BACKGROUND AND PURPOSE: The timing of aneurysm surgery after subarachnoid hemorrhage is a major neurosurgical controversy addressed by the International Cooperative Study on the Timing of Aneurysm Surgery (1980-1983). The present report examines the results of this trial in the subgroup of patients admitted to North American centers.

METHODS: The method of study was a large, multicenter, prospective, epidemiological survey. Neurosurgeons were required to indicate prospectively the interval to planned aneurysm surgery at the time of patient admission. Outcome at 6 months was determined by a blinded evaluator, and overall management results were analyzed by the planned surgical interval.

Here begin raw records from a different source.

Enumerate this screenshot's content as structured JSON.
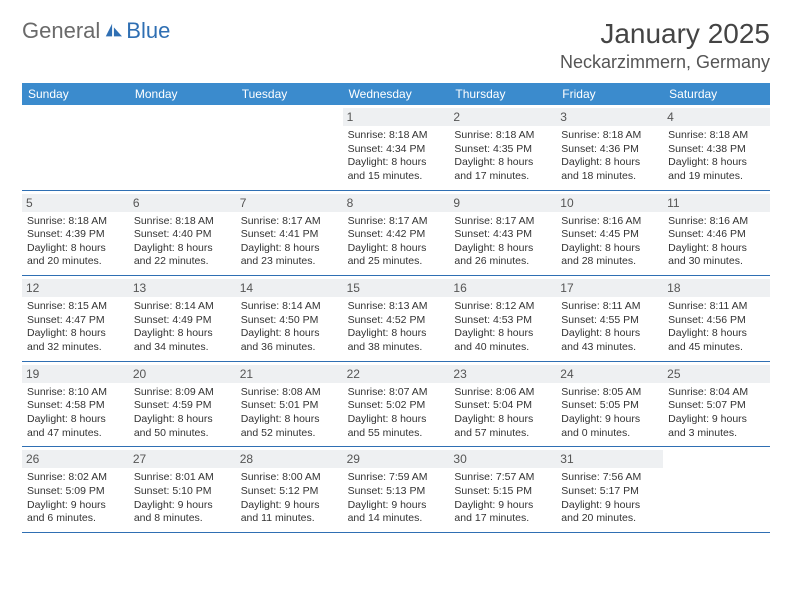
{
  "brand": {
    "part1": "General",
    "part2": "Blue"
  },
  "header": {
    "month": "January 2025",
    "location": "Neckarzimmern, Germany"
  },
  "colors": {
    "header_bg": "#3b8bcd",
    "header_text": "#ffffff",
    "daynum_bg": "#eef0f2",
    "rule": "#2f6fb3",
    "body_text": "#333333",
    "logo_gray": "#6a6a6a",
    "logo_blue": "#2f6fb3"
  },
  "dayNames": [
    "Sunday",
    "Monday",
    "Tuesday",
    "Wednesday",
    "Thursday",
    "Friday",
    "Saturday"
  ],
  "weeks": [
    [
      {
        "n": "",
        "sr": "",
        "ss": "",
        "dl": ""
      },
      {
        "n": "",
        "sr": "",
        "ss": "",
        "dl": ""
      },
      {
        "n": "",
        "sr": "",
        "ss": "",
        "dl": ""
      },
      {
        "n": "1",
        "sr": "8:18 AM",
        "ss": "4:34 PM",
        "dl": "8 hours and 15 minutes."
      },
      {
        "n": "2",
        "sr": "8:18 AM",
        "ss": "4:35 PM",
        "dl": "8 hours and 17 minutes."
      },
      {
        "n": "3",
        "sr": "8:18 AM",
        "ss": "4:36 PM",
        "dl": "8 hours and 18 minutes."
      },
      {
        "n": "4",
        "sr": "8:18 AM",
        "ss": "4:38 PM",
        "dl": "8 hours and 19 minutes."
      }
    ],
    [
      {
        "n": "5",
        "sr": "8:18 AM",
        "ss": "4:39 PM",
        "dl": "8 hours and 20 minutes."
      },
      {
        "n": "6",
        "sr": "8:18 AM",
        "ss": "4:40 PM",
        "dl": "8 hours and 22 minutes."
      },
      {
        "n": "7",
        "sr": "8:17 AM",
        "ss": "4:41 PM",
        "dl": "8 hours and 23 minutes."
      },
      {
        "n": "8",
        "sr": "8:17 AM",
        "ss": "4:42 PM",
        "dl": "8 hours and 25 minutes."
      },
      {
        "n": "9",
        "sr": "8:17 AM",
        "ss": "4:43 PM",
        "dl": "8 hours and 26 minutes."
      },
      {
        "n": "10",
        "sr": "8:16 AM",
        "ss": "4:45 PM",
        "dl": "8 hours and 28 minutes."
      },
      {
        "n": "11",
        "sr": "8:16 AM",
        "ss": "4:46 PM",
        "dl": "8 hours and 30 minutes."
      }
    ],
    [
      {
        "n": "12",
        "sr": "8:15 AM",
        "ss": "4:47 PM",
        "dl": "8 hours and 32 minutes."
      },
      {
        "n": "13",
        "sr": "8:14 AM",
        "ss": "4:49 PM",
        "dl": "8 hours and 34 minutes."
      },
      {
        "n": "14",
        "sr": "8:14 AM",
        "ss": "4:50 PM",
        "dl": "8 hours and 36 minutes."
      },
      {
        "n": "15",
        "sr": "8:13 AM",
        "ss": "4:52 PM",
        "dl": "8 hours and 38 minutes."
      },
      {
        "n": "16",
        "sr": "8:12 AM",
        "ss": "4:53 PM",
        "dl": "8 hours and 40 minutes."
      },
      {
        "n": "17",
        "sr": "8:11 AM",
        "ss": "4:55 PM",
        "dl": "8 hours and 43 minutes."
      },
      {
        "n": "18",
        "sr": "8:11 AM",
        "ss": "4:56 PM",
        "dl": "8 hours and 45 minutes."
      }
    ],
    [
      {
        "n": "19",
        "sr": "8:10 AM",
        "ss": "4:58 PM",
        "dl": "8 hours and 47 minutes."
      },
      {
        "n": "20",
        "sr": "8:09 AM",
        "ss": "4:59 PM",
        "dl": "8 hours and 50 minutes."
      },
      {
        "n": "21",
        "sr": "8:08 AM",
        "ss": "5:01 PM",
        "dl": "8 hours and 52 minutes."
      },
      {
        "n": "22",
        "sr": "8:07 AM",
        "ss": "5:02 PM",
        "dl": "8 hours and 55 minutes."
      },
      {
        "n": "23",
        "sr": "8:06 AM",
        "ss": "5:04 PM",
        "dl": "8 hours and 57 minutes."
      },
      {
        "n": "24",
        "sr": "8:05 AM",
        "ss": "5:05 PM",
        "dl": "9 hours and 0 minutes."
      },
      {
        "n": "25",
        "sr": "8:04 AM",
        "ss": "5:07 PM",
        "dl": "9 hours and 3 minutes."
      }
    ],
    [
      {
        "n": "26",
        "sr": "8:02 AM",
        "ss": "5:09 PM",
        "dl": "9 hours and 6 minutes."
      },
      {
        "n": "27",
        "sr": "8:01 AM",
        "ss": "5:10 PM",
        "dl": "9 hours and 8 minutes."
      },
      {
        "n": "28",
        "sr": "8:00 AM",
        "ss": "5:12 PM",
        "dl": "9 hours and 11 minutes."
      },
      {
        "n": "29",
        "sr": "7:59 AM",
        "ss": "5:13 PM",
        "dl": "9 hours and 14 minutes."
      },
      {
        "n": "30",
        "sr": "7:57 AM",
        "ss": "5:15 PM",
        "dl": "9 hours and 17 minutes."
      },
      {
        "n": "31",
        "sr": "7:56 AM",
        "ss": "5:17 PM",
        "dl": "9 hours and 20 minutes."
      },
      {
        "n": "",
        "sr": "",
        "ss": "",
        "dl": ""
      }
    ]
  ],
  "labels": {
    "sunrise": "Sunrise: ",
    "sunset": "Sunset: ",
    "daylight": "Daylight: "
  }
}
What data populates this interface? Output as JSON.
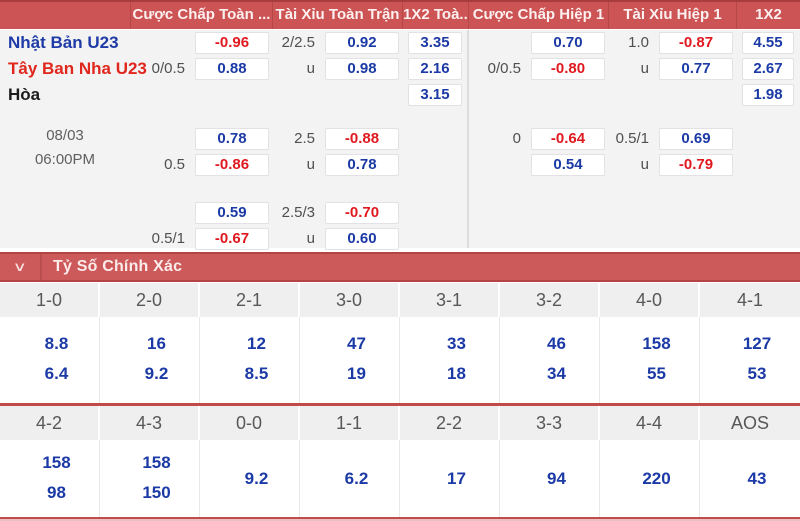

RESULTS: Seven hundred seventy-two (21.9% of the total study population) patients admitted from days 0 to 3 after subarachnoid hemorrhage were accrued in North American centers. Overall outcome in patients planned for surgery in days 0-3 was equivalent in terms of mortality (after adjustment for prognostic variables) to patients planned for days 11-32, but the early patients had significantly improved rates of good recovery (70.9% versus 61.7%, p less than 0.01). Patients planned for surgery during the days 7-10 interval had nearly twice the mortality of patients in the other intervals.

CONCLUSIONS: In contrast to the results from the overall trial, which found no difference between early and delayed surgery, results were best in North American centers when surgery was planned between days 0 and 3 after subarachnoid hemorrhage. These findings argue strongly for early diagnosis and referral for surgical intervention of North American patients suspected of having a ruptured cerebral aneurysm.